Recap of Previous Discussion

  • Convex MPC Applications: Examples of convex MPC applications and case studies (legged locomotion, quadrupeds, rocket soft landing).
  • Nonlinear Trajectory Optimization: Defined the problem, discussed differential dynamic programming (DDP) and iLQR algorithms, with detailed math.

Current Focus

  • Recap of Nonlinear Trajectory Optimization: Summary and simplification of previous complex mathematical discussion to help in understanding and implementation.
  • Handling Constraints in DDP: How to incorporate actuator and state constraints in DDP algorithms. Free/minimum time problems handling as well.

Key Points on DDP Recap

  • Unconstrained Nonlinear Trajectory Optimization Problem: Minimize cost function with stage and terminal costs under nonlinear dynamics.
  • Backward Pass: Bellman backup that looks like LQR recursion but tailored for nonlinear dynamics. Use second-order Taylor expansion for the value function.
    • Stages:
      • Value function approximation (second-order Taylor expansion).
      • Terminal cost to initiate backward pass.
      • Minimize second-order action-value function (Q-function).
      • Solution involves feedforward (D) and feedback (K) terms, resembling LQR solutions.
      • Value function updated with new control corrections.

Forward Pass

  • Forward Rollout with Line Search: Use line search to update control trajectory.
    • Change in cost is evaluated and minimized using Armijo rule (backtracking line search).
    • Alpha parameter affects the feedforward term in line search.
    • Iterate backward and forward passes until convergence (steps are sufficiently small).

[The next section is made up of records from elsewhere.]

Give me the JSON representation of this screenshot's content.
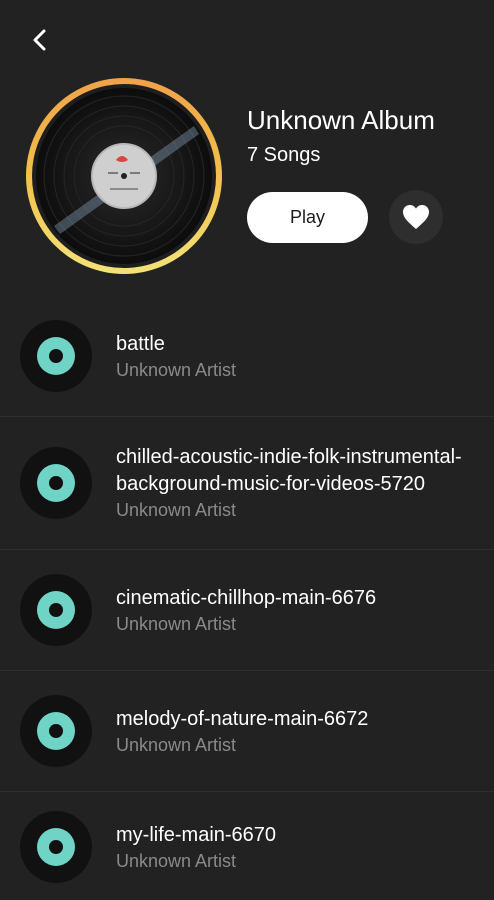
{
  "header": {
    "back_icon": "chevron-left-icon"
  },
  "album": {
    "title": "Unknown Album",
    "song_count": "7 Songs",
    "play_label": "Play",
    "like_icon": "heart-icon",
    "cover_icon": "vinyl-record-icon"
  },
  "songs": [
    {
      "title": "battle",
      "artist": "Unknown Artist"
    },
    {
      "title": "chilled-acoustic-indie-folk-instrumental-background-music-for-videos-5720",
      "artist": "Unknown Artist"
    },
    {
      "title": "cinematic-chillhop-main-6676",
      "artist": "Unknown Artist"
    },
    {
      "title": "melody-of-nature-main-6672",
      "artist": "Unknown Artist"
    },
    {
      "title": "my-life-main-6670",
      "artist": "Unknown Artist"
    }
  ],
  "colors": {
    "background": "#222222",
    "accent_teal": "#6fd3c6",
    "ring_gold": "#f2c94c",
    "muted_text": "#8a8a8a"
  }
}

Examples and Implementation

  • Cart-Pole Example: Cart with a pendulum, objective is to swing pendulum to upright position using nonlinear control.
    • Implementation involves rolling out dynamics and evaluating costs iteratively.
    • Comparison between Gauss-Newton iLQR (691 iterations) and full DDP (552 iterations, but potentially slower).
  • Acrobot Example: Double pendulum with underactuated first joint.
    • Run similar iLQR algorithm for balancing and swing-up tasks.
    • Challenges with non-convex optimization resulting in potential multiple local optimal solutions.

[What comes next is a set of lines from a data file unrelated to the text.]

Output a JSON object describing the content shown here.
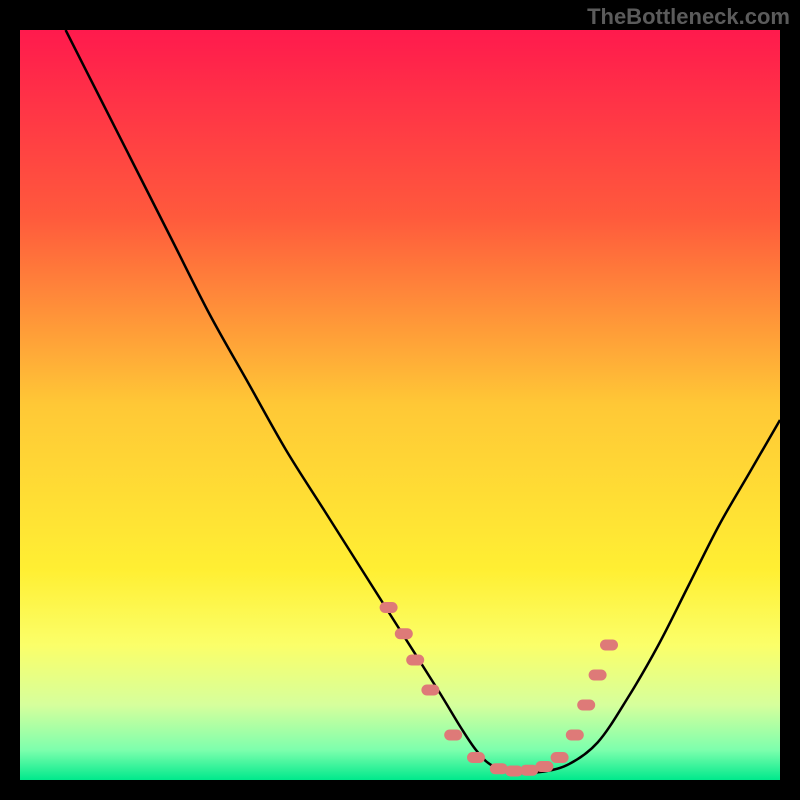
{
  "watermark": "TheBottleneck.com",
  "chart_data": {
    "type": "line",
    "title": "",
    "xlabel": "",
    "ylabel": "",
    "xlim": [
      0,
      100
    ],
    "ylim": [
      0,
      100
    ],
    "gradient_stops": [
      {
        "offset": 0.0,
        "color": "#ff1a4d"
      },
      {
        "offset": 0.25,
        "color": "#ff5a3c"
      },
      {
        "offset": 0.5,
        "color": "#ffc836"
      },
      {
        "offset": 0.72,
        "color": "#ffef33"
      },
      {
        "offset": 0.82,
        "color": "#fbff69"
      },
      {
        "offset": 0.9,
        "color": "#d6ff9c"
      },
      {
        "offset": 0.96,
        "color": "#7dffad"
      },
      {
        "offset": 1.0,
        "color": "#00e98c"
      }
    ],
    "series": [
      {
        "name": "bottleneck-curve",
        "x": [
          6,
          10,
          15,
          20,
          25,
          30,
          35,
          40,
          45,
          50,
          55,
          58,
          60,
          62,
          65,
          68,
          72,
          76,
          80,
          84,
          88,
          92,
          96,
          100
        ],
        "y": [
          100,
          92,
          82,
          72,
          62,
          53,
          44,
          36,
          28,
          20,
          12,
          7,
          4,
          2,
          1,
          1,
          2,
          5,
          11,
          18,
          26,
          34,
          41,
          48
        ]
      }
    ],
    "markers": {
      "name": "highlight-points",
      "color": "#de7a78",
      "x": [
        48.5,
        50.5,
        52,
        54,
        57,
        60,
        63,
        65,
        67,
        69,
        71,
        73,
        74.5,
        76,
        77.5
      ],
      "y": [
        23,
        19.5,
        16,
        12,
        6,
        3,
        1.5,
        1.2,
        1.3,
        1.8,
        3,
        6,
        10,
        14,
        18
      ]
    }
  }
}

Discussion on DDP and Constraints

  • Advantages:
    • Fast convergence and efficient computation.
    • Provides dynamically feasible solutions always obeying system dynamics.
    • Comes with time-varying LQR tracking controller for stabilization.
  • Disadvantages:
    • Does not natively handle constraints (torque limits, state constraints).
    • Not suitable for problems requiring feasible state trajectory guesses (e.g., obstacle-rich environments).
    • Numerical instability for long trajectories due to recursions through many time steps.

Handling Constraints

  • Torque Limits:
    • Simple methods like squashing functions (e.g., tanh) to limit control inputs
    • Better method: Solve box-constrained QP in backward pass
  • State Constraints:
    • Penalty methods are discouraged due to ill-conditioning.
    • Preferred method: Augmented Lagrangian method, wrapping DDP in an AL framework.

Conclusion and Next Steps

  • Further discussion to handle minimum time problems postponed for next time.

References

  • Recommended paper: Control-Limited Differential Dynamic Programming (Emo Todorov et al., 2011) for in-depth method on dealing with constraints in DDP.